The strategy of over recovery across any service lines can be contentious and politically embraced by the client, LOB’s and their staff. Careful consideration is needed to ensure that a proposed tariff strategy for hospitality/catering and events services is aligned to the client’s overall commercial strategy and cost recovery plans.

Clients who operate an over-recovery methodology on hospitality/catering and events, apply a strategy where they don’t off-set subsidies to reduce their operating budget. Instead they apply the over recovery benefit to refurbishment and Capex works.

Reviews

The tariff review schedule and principles should be agreed from the outset and accurately reflected within the SOS of the supplier contract, especially if a contract amendment is needed to meet local conditions. The tariff reviews are typically conducted at various different milestones driven by client / CBRE preference and legacy considerations.

Tariff Reviews

Establishing the timelines is key, which can follow:

  • Calendar year
  • CBRE client contract year anniversary
  • Client financial year
  • CBRE financial year
  • Supplier financial year
  • CBRE Supplier contract anniversary
  • Tax year

January can be a sensitive month for increasing tariffs, due to post festive season impact on disposable income.

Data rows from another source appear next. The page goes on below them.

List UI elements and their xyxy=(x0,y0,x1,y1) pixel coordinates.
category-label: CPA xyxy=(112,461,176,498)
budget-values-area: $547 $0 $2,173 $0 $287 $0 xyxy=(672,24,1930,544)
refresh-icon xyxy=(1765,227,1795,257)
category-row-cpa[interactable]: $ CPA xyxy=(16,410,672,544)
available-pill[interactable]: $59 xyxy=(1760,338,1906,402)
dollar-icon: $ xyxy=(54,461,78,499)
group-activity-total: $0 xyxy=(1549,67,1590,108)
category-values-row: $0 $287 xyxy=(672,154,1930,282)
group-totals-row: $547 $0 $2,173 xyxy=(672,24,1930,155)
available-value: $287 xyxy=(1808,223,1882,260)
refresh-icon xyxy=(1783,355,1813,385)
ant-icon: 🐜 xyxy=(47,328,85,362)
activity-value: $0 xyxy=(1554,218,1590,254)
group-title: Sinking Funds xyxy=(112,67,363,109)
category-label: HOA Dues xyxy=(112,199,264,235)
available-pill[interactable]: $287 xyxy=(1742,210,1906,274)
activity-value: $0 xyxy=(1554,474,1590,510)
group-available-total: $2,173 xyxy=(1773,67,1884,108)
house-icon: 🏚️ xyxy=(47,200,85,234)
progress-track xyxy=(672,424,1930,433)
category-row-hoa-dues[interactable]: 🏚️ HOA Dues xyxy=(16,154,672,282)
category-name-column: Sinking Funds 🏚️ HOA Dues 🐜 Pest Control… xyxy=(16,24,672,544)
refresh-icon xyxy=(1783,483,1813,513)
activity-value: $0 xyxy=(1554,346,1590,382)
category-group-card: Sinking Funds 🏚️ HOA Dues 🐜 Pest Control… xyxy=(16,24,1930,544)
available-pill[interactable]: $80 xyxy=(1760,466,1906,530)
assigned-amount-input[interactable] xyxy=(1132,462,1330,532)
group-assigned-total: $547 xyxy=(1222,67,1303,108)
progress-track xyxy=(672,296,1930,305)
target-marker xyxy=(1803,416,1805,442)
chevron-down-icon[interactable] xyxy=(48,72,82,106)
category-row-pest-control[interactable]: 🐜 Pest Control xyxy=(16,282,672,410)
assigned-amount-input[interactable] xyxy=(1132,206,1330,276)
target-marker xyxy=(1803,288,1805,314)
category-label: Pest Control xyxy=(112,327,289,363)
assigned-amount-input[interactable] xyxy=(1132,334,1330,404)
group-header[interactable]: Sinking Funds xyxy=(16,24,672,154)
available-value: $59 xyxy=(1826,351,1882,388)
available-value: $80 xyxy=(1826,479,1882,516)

Significantly higher negative customer feedback can be expected if implemented in January.

Typical Tariff Review Cycle

3 Months Out

Engage client & key stakeholders

Identify any specific client requirements

Identify any potential roadblocks or considerations

Brief the supplier

Agree customer feedback requirements

Present to stakeholders and advise

Sense check overall commercial impact and rationale

Review supplier proposals, support data and recommendations

2 Months Out

Assess the exceptional ratio increase products, both high and low

Present to client and seek formal approval

Market tariff review specifics

Commence drip marketing activity

1 Month Out

Prepare updates to all published tariffs, signage, websites, portals and printed collaterals

Finalise customer feedback methods and associated reporting

Evaluate overall customer feedback reports and publish

Replace all previously publicised tariffs

Implementation

Launch new tariffs

Gauge initial feedback and process responses

Evaluate commercial impact within MI

The Food Service supplier will normally manage the majority of the above activity, but does need to be
managed and direct effectively on the process, to ensure its integrity, ultimate completion and consistent implementation.

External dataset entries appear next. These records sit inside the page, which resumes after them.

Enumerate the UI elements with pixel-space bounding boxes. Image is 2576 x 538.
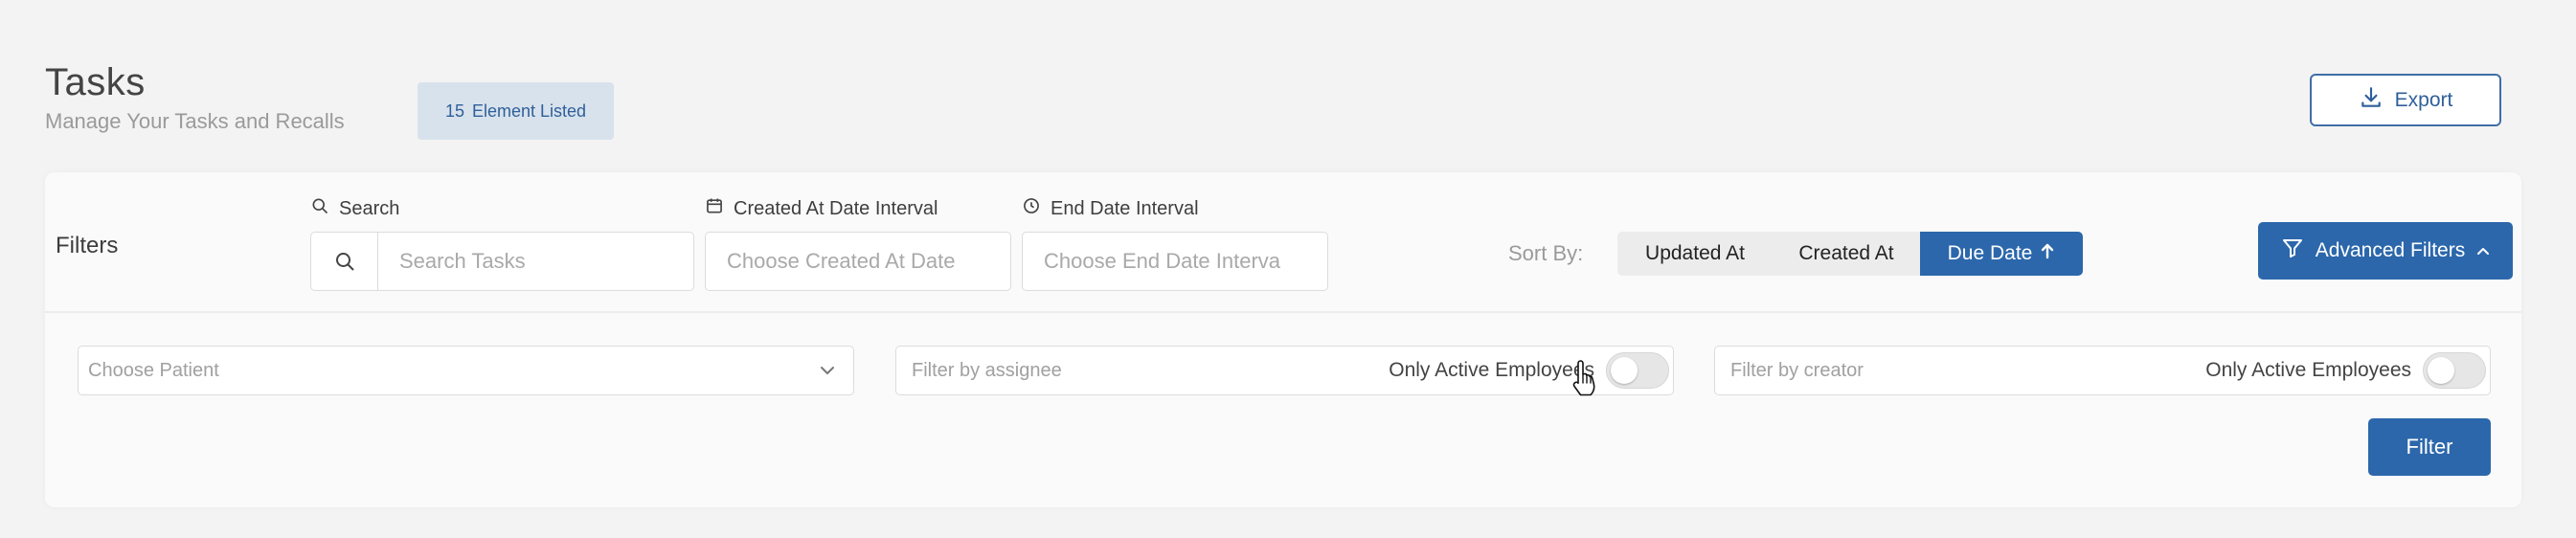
search-input[interactable]: Search Tasks [310,232,694,291]
created-date-input[interactable]: Choose Created At Date [705,232,1011,291]
created-date-label-text: Created At Date Interval [734,197,938,219]
element-count-label: Element Listed [471,101,587,121]
creator-filter[interactable]: Filter by creator Only Active Employees [1714,346,2491,395]
hand-cursor-icon [1570,360,1597,403]
sort-due-date-label: Due Date [1947,242,2033,264]
export-button[interactable]: Export [2310,74,2501,126]
advanced-filters-label: Advanced Filters [2315,239,2466,261]
created-date-placeholder: Choose Created At Date [727,249,956,273]
search-icon [310,196,329,221]
clock-icon [1022,196,1041,221]
search-field-label: Search [310,196,399,221]
element-count-badge: 15 Element Listed [418,82,614,140]
assignee-placeholder: Filter by assignee [912,359,1062,381]
calendar-icon [705,196,724,221]
advanced-filters-button[interactable]: Advanced Filters [2258,222,2513,280]
search-icon [311,233,378,290]
end-date-label: End Date Interval [1022,196,1199,221]
end-date-label-text: End Date Interval [1051,197,1199,219]
panel-divider [45,311,2521,313]
creator-placeholder: Filter by creator [1730,359,1864,381]
sort-by-label: Sort By: [1508,241,1584,265]
sort-created-at-button[interactable]: Created At [1773,232,1920,276]
funnel-icon [2281,236,2304,265]
filters-heading: Filters [56,233,119,258]
assignee-filter[interactable]: Filter by assignee Only Active Employees [895,346,1674,395]
assignee-active-toggle[interactable] [1606,352,1669,389]
patient-select[interactable]: Choose Patient [78,346,854,395]
created-date-label: Created At Date Interval [705,196,938,221]
end-date-input[interactable]: Choose End Date Interva [1022,232,1328,291]
page-subtitle: Manage Your Tasks and Recalls [45,109,345,133]
search-label-text: Search [339,197,400,219]
chevron-up-icon [2476,239,2490,262]
export-label: Export [2394,88,2453,111]
download-icon [2359,85,2384,116]
page-title: Tasks [45,61,146,103]
assignee-active-toggle-label: Only Active Employees [1389,359,1594,381]
end-date-placeholder: Choose End Date Interva [1044,249,1281,273]
creator-active-toggle-label: Only Active Employees [2205,359,2411,381]
element-count: 15 [444,101,464,121]
arrow-up-icon [2040,242,2055,265]
filter-panel [45,172,2521,507]
chevron-down-icon [819,360,836,382]
creator-active-toggle[interactable] [2423,352,2486,389]
sort-options: Updated At Created At Due Date [1617,232,2083,276]
sort-updated-at-button[interactable]: Updated At [1617,232,1773,276]
filter-submit-button[interactable]: Filter [2368,418,2491,476]
sort-due-date-button[interactable]: Due Date [1920,232,2083,276]
patient-placeholder: Choose Patient [88,359,219,381]
search-placeholder: Search Tasks [399,249,526,273]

Tariff reviews should be conducted to the agreed frequency and individually item-by -item, not as a blanket increase ratio proposal. The expectation is that proposed individual prices shall represent both increases and decreases, to reflect where market product costs have increased / decreased against the
previous tariff review, or where excessive or minimal GPM is achieved. Once a new tariff is approved, individual pricing shall only be altered on the agreed date once CBRE approve with the client and only after the agreed stakeholder and customer communication has been appropriately conducted.